L’omaggio sarebbe piaciuto a Pina: il suo motto era avvicinare “la danza alla vita” e trasformare i ballerini in “persone danzanti”. Con questi dirimenti Leitmotive la Bausch ha dato una secca e irreversibile spallata a tutta la scena contemporanea creando un’infinita scia di epigoni e una ristrettissima cerchia di nuovi e benvenuti rivoluzionari del teatro in senso lato. Chi ha salutato per sempre Pina Bausch, senza neppure pensare al suo lascito, ormai totalmente introiettato, sono l’argentina Gabriela Carrizo e il francese Franck Chartier, saliti in breve tempo sull’Olimpo internazionale dei migliori.
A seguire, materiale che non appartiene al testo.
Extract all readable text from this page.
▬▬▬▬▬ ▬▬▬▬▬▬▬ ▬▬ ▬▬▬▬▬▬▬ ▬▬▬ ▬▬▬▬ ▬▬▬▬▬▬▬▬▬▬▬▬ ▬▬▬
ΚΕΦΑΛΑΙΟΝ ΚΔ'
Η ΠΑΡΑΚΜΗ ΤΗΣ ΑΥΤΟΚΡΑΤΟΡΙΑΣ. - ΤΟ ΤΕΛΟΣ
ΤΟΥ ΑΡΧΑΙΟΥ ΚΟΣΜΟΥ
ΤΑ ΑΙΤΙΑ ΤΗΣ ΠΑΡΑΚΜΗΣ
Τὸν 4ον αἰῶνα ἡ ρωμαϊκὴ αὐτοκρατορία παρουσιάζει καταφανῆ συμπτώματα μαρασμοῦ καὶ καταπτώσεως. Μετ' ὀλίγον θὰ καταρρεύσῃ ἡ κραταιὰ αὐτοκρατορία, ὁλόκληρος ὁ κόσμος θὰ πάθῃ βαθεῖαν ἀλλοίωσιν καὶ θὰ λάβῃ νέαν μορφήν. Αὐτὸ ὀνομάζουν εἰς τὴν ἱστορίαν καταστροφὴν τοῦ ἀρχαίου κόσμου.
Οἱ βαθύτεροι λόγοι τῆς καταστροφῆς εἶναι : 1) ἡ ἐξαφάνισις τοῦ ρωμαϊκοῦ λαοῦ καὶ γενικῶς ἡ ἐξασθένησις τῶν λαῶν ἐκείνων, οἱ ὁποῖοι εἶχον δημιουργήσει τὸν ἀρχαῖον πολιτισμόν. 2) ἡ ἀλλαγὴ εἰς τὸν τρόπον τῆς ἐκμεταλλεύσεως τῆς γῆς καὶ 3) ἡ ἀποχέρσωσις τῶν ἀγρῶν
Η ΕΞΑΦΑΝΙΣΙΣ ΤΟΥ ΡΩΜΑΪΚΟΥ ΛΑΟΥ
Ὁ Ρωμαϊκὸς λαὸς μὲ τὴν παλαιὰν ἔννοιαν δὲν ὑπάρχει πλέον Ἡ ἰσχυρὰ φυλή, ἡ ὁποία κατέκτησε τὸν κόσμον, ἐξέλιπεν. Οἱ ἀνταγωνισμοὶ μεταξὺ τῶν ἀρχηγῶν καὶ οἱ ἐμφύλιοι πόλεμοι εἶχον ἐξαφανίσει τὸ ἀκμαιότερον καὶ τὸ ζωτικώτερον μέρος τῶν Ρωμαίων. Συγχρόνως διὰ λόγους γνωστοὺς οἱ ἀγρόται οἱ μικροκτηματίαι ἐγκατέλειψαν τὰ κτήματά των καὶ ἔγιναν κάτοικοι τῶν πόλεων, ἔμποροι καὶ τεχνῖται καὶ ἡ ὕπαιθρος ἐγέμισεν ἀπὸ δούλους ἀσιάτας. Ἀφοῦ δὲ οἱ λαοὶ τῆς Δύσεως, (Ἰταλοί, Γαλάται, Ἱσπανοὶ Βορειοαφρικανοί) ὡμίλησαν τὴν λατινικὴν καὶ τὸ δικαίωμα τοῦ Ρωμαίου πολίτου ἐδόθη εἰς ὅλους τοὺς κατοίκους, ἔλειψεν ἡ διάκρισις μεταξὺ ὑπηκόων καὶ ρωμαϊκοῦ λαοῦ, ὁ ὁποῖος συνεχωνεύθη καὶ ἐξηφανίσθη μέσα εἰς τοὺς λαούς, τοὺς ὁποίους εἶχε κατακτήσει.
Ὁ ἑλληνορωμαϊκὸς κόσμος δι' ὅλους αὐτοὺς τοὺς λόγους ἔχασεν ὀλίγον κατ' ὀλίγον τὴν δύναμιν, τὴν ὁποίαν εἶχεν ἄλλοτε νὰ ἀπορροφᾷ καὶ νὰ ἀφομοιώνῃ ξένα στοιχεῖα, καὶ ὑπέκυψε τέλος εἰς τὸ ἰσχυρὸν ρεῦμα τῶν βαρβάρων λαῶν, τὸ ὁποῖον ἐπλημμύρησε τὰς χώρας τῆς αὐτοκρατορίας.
Si incontrarono a Bruxelles, nel 1995, lavorando sotto l’ala protettiva di Alain Platel, soprattutto del suo collettivo Les Ballets C.de la B (ovvero i Ballets Contemporaines de la Belgique), nome che strizza l’occhio con ironia alle sinergie artistiche d’inizio Novecento dei Ballets Russes di Sergej Djagilev. Quell’agglomerato di dilettanti e professionisti divenne ben presto fucina di artisti raccolti e poi lanciati come apostoli in tutta Europa. Dal summus magister belga Platel la nostra coppia rubò tutto e niente. Se ne andò nel 1998; due anni dopo si sposò e fondò un gruppo chiamandolo Peeping Tom. Mai nome fu più appropriato: per perseguire una strada di ricerca originale, raccontare storie legate alle persone, ai microcosmi famigliari, questi “guardoni” (in inglese il peeping tom è un voyeur spesso malizioso) si infilarono ovunque.
Scuole, centri sociali, asili, case di riposo e agglomerati urbani divennero terreni di caccia di un’umanità da mettere in risalto, ma osservata con occhiali dalle lenti deformanti. Già dalle prime creazioni, o trilogie, come Le Jardin, Le Salon, Le Sous Sol, precedute da Caravana, una pièce ambientata in una roulotte, risultò subito chiaro che l’aspetto onirico-surreale avrebbe avuto il sopravvento. “Amiamo trasformare ciò che accade alle persone e nelle loro relazioni, seguendo gli impulsi anche istintivi del corpo e valorizzando un flusso di idee che si tuffa in un deciso iperrealismo”, assicura la coppia. Altolà: fermiamoci! Se il termine adottato dai Peeping Tom è ben noto nell’arte visiva sin dagli anni Settanta per fotopittori e scultori, e pure nella letteratura, potrebbe risultare poco decifrabile per l’arte della scena. Ci viene in soccorso “Il realismo è l’impossibile”, (Nottetempo, 2013), un intramontabile testo di Walter Siti: in sintesi ci dice che dovremmo essere impreparati di fronte alla cosiddetta realtà; cadere sotto l’incantesimo di una scena. Amare i dettagli sottratti al flusso della consuetudine, della quotidianità per gettarli “a illuminare il mistero”. In più, dovremmo invaghirci degli oggetti per ciò che sono: in tal modo il loro “effetto di reale” sarebbe inutile al preteso funzionamento di una storia “per secolarizzare il mondo e poterlo re-incantare”.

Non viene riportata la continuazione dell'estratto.